In explaining away that video, some were suggesting that the spoon she was cooking with (which was plastic) was melting from the heat of the pot at the bottom and that it was that which was stretching - the spoon and not some mystery rice. The woman denies that claim.
We've long heard rumours of all kinds of plastic foods being circulated in Jamaica, but never has there been video proof. And so the stories remained tales of fantasy. Until now. One or two videos of how it could be done occasionally surfaced in the past, but they starred Chinese faces and Asian hands. This was the first time we saw a video in Jamaica. The lady's bright orange Scotch bonnet pepper floating on the top of the pot was confirmation that this video was shot in 'yaad'.

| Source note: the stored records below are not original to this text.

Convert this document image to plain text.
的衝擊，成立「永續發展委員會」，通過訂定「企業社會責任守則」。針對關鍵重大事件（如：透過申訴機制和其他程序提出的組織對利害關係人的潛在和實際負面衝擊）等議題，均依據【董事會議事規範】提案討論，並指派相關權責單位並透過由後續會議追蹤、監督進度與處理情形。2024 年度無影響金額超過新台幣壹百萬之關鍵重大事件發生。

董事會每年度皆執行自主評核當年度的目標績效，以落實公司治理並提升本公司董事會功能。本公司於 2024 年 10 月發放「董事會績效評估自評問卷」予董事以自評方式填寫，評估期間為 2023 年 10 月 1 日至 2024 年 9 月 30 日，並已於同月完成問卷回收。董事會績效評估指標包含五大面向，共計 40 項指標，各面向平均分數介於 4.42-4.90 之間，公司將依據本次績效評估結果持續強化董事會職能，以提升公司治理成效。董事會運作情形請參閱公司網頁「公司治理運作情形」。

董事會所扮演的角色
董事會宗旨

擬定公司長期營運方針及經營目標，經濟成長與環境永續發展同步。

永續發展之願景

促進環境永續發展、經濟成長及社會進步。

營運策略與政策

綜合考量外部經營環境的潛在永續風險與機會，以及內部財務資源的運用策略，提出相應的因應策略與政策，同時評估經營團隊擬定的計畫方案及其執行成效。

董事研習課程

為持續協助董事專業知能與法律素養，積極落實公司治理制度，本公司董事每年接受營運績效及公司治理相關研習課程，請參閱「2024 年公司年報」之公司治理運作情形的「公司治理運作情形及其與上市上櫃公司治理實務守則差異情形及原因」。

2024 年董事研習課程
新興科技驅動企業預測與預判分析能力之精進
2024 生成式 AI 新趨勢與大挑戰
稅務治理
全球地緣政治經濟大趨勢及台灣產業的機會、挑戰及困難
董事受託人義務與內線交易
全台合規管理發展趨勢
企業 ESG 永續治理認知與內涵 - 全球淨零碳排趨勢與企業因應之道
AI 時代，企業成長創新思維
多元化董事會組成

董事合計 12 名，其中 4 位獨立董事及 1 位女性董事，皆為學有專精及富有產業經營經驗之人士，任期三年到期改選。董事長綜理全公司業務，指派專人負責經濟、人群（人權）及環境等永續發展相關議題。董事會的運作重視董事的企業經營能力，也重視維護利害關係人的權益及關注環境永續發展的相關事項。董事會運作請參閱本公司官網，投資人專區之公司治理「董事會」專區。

Since that first suspicious video, several others have surfaced. People have started to pay more attention to the popular starch and how it reacts in their pots at home. Crude home experiments have been carried out islandwide on camera, and people are convinced they, too, have bought plastic rice. Never before has rice been so scrutinised as in the past week. At the end of these home experiments, people have come to the conclusion that they have, in fact, been purchasers of plastic rice.

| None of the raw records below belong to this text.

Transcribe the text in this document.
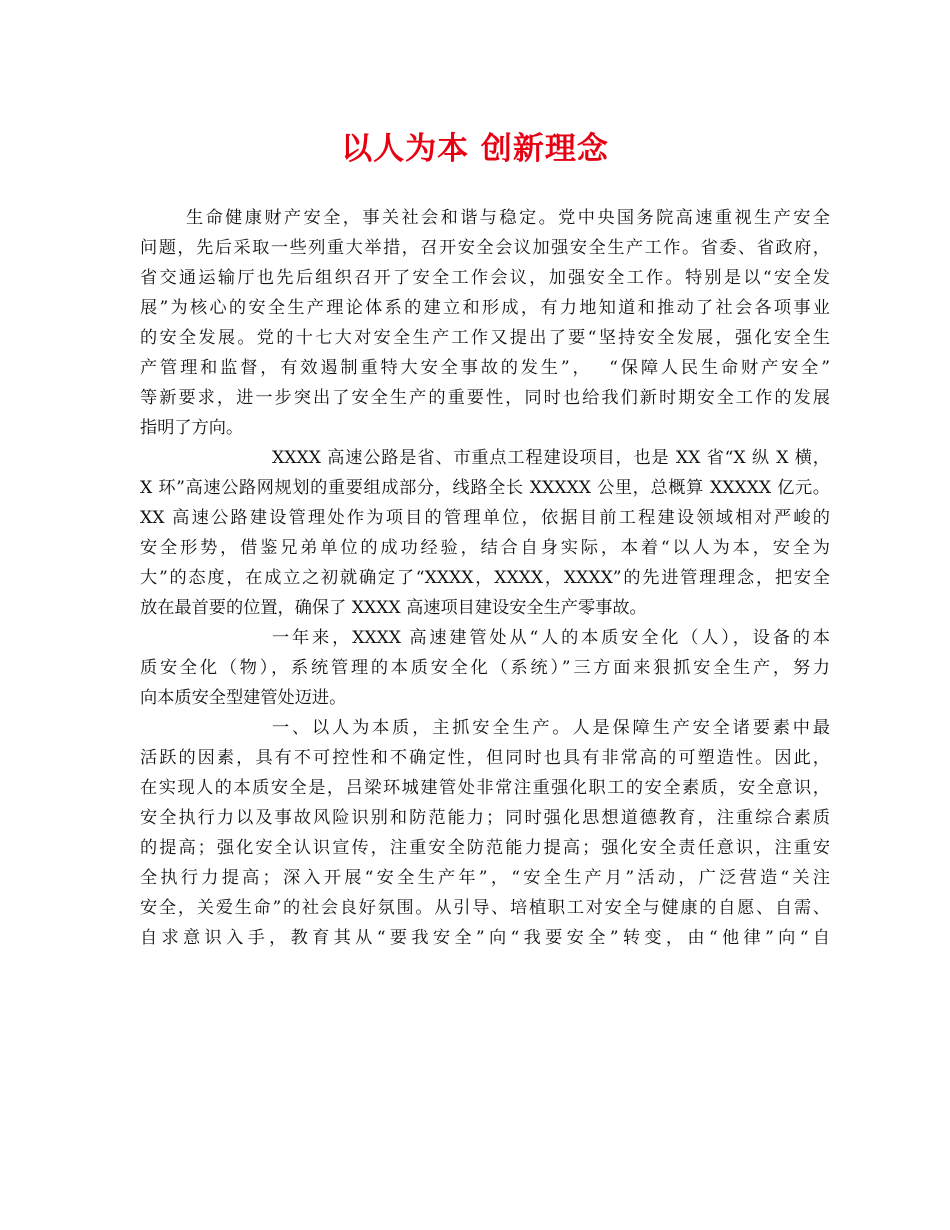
以人为本 创新理念
生命健康财产安全，事关社会和谐与稳定。党中央国务院高速重视生产安全
问题，先后采取一些列重大举措，召开安全会议加强安全生产工作。省委、省政府，
省交通运输厅也先后组织召开了安全工作会议，加强安全工作。特别是以“安全发
展”为核心的安全生产理论体系的建立和形成，有力地知道和推动了社会各项事业
的安全发展。党的十七大对安全生产工作又提出了要“坚持安全发展，强化安全生
产管理和监督，有效遏制重特大安全事故的发生”，  “保障人民生命财产安全”
等新要求，进一步突出了安全生产的重要性，同时也给我们新时期安全工作的发展
指明了方向。
XXXX 高速公路是省、市重点工程建设项目，也是 XX 省“X 纵 X 横，
X 环”高速公路网规划的重要组成部分，线路全长 XXXXX 公里，总概算 XXXXX 亿元。
XX 高速公路建设管理处作为项目的管理单位，依据目前工程建设领域相对严峻的
安全形势，借鉴兄弟单位的成功经验，结合自身实际，本着“以人为本，安全为
大”的态度，在成立之初就确定了“XXXX，XXXX，XXXX”的先进管理理念，把安全
放在最首要的位置，确保了 XXXX 高速项目建设安全生产零事故。
一年来，XXXX 高速建管处从“人的本质安全化（人），设备的本
质安全化（物），系统管理的本质安全化（系统）”三方面来狠抓安全生产，努力
向本质安全型建管处迈进。
一、以人为本质，主抓安全生产。人是保障生产安全诸要素中最
活跃的因素，具有不可控性和不确定性，但同时也具有非常高的可塑造性。因此，
在实现人的本质安全是，吕梁环城建管处非常注重强化职工的安全素质，安全意识，
安全执行力以及事故风险识别和防范能力；同时强化思想道德教育，注重综合素质
的提高；强化安全认识宣传，注重安全防范能力提高；强化安全责任意识，注重安
全执行力提高；深入开展“安全生产年”，“安全生产月”活动，广泛营造“关注
安全，关爱生命”的社会良好氛围。从引导、培植职工对安全与健康的自愿、自需、
自求意识入手，教育其从“要我安全”向“我要安全”转变，由“他律”向“自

But the Bureau of Standards Jamaica (BSJ) refutes those claims.
The BSJ has carried out testing on more than 50 samples brought to its attention. And according to them, every test has come back negative for plastic. The BSJ has also been testing samples from supermarket shelves and wholesale warehouses, and coming up with similar results.
It then begs the question, if it isn't plastic, what is it?

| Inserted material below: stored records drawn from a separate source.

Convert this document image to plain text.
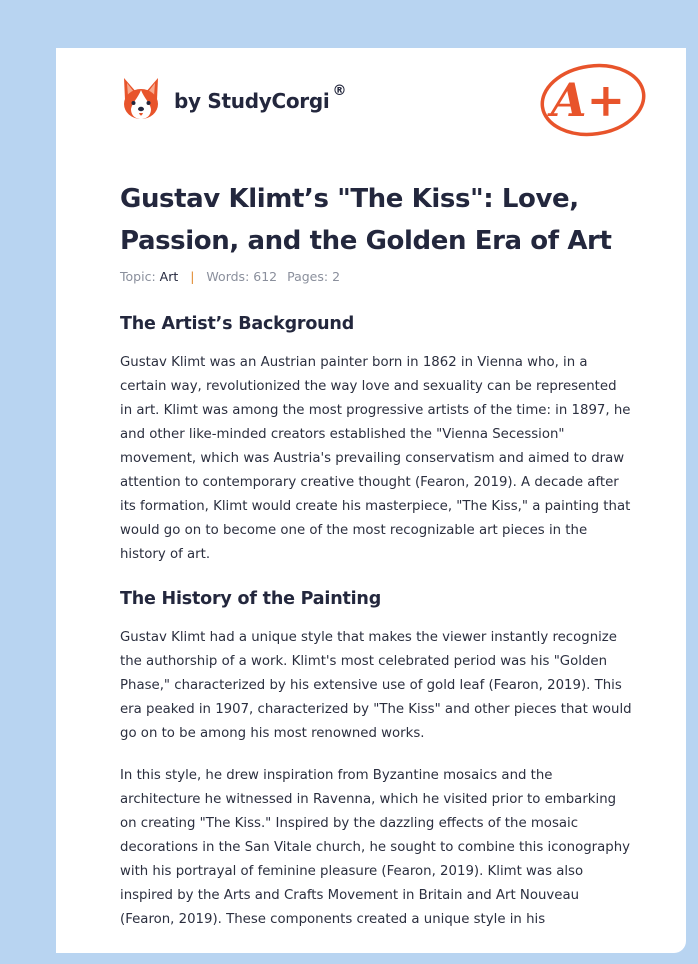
by StudyCorgi ®	A+
Gustav Klimt’s "The Kiss": Love, Passion, and the Golden Era of Art
Topic: Art | Words: 612 Pages: 2
The Artist’s Background

Gustav Klimt was an Austrian painter born in 1862 in Vienna who, in a certain way, revolutionized the way love and sexuality can be represented in art. Klimt was among the most progressive artists of the time: in 1897, he and other like-minded creators established the "Vienna Secession" movement, which was Austria's prevailing conservatism and aimed to draw attention to contemporary creative thought (Fearon, 2019). A decade after its formation, Klimt would create his masterpiece, "The Kiss," a painting that would go on to become one of the most recognizable art pieces in the history of art.

The History of the Painting

Gustav Klimt had a unique style that makes the viewer instantly recognize the authorship of a work. Klimt's most celebrated period was his "Golden Phase," characterized by his extensive use of gold leaf (Fearon, 2019). This era peaked in 1907, characterized by "The Kiss" and other pieces that would go on to be among his most renowned works.

In this style, he drew inspiration from Byzantine mosaics and the architecture he witnessed in Ravenna, which he visited prior to embarking on creating "The Kiss." Inspired by the dazzling effects of the mosaic decorations in the San Vitale church, he sought to combine this iconography with his portrayal of feminine pleasure (Fearon, 2019). Klimt was also inspired by the Arts and Crafts Movement in Britain and Art Nouveau (Fearon, 2019). These components created a unique style in his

Some have posited that perhaps it's sushi rice, which is stickier in texture than the regular rice we are accustomed to cooking. These grains are shorter than the long-grain rice that usually makes it to Jamaican pots.
I heard one researcher posit that the rice wasn't polished, a term used to describe rice that hadn't been rid of the broken pieces and, as such, the cooked end product would be mushy - closer to rice porridge.
Or maybe it is that the people in the video just can't cook, or are overcooking the rice. We in Jamaica have a term for poorly cooked rice: 'potto potto'. Maybe there's just an abundance of potto-potto rice and the poor Chinese are getting blamed for an absence of culinary skills.
Rumours now surface of other fake things, like eggs, cabbage and garlic. In one of the videos, the ball of rice bounced. The thing is, I don't think we've ever tried bouncing rice before, so we really aren't sure if this is normal rice behaviour.
Even if it isn't plastic rice, perhaps it is some other substance that humans shouldn't ingest. BSJ needs to widen the scope of testing. Test for things other than plastic. Foam, play dough, wax. I don't know. We need to rule out the fact that this isn't made from something harmful to our bodies.
In the interim, until the BSJ rules out all signs of harm, send on some Trelawny yam!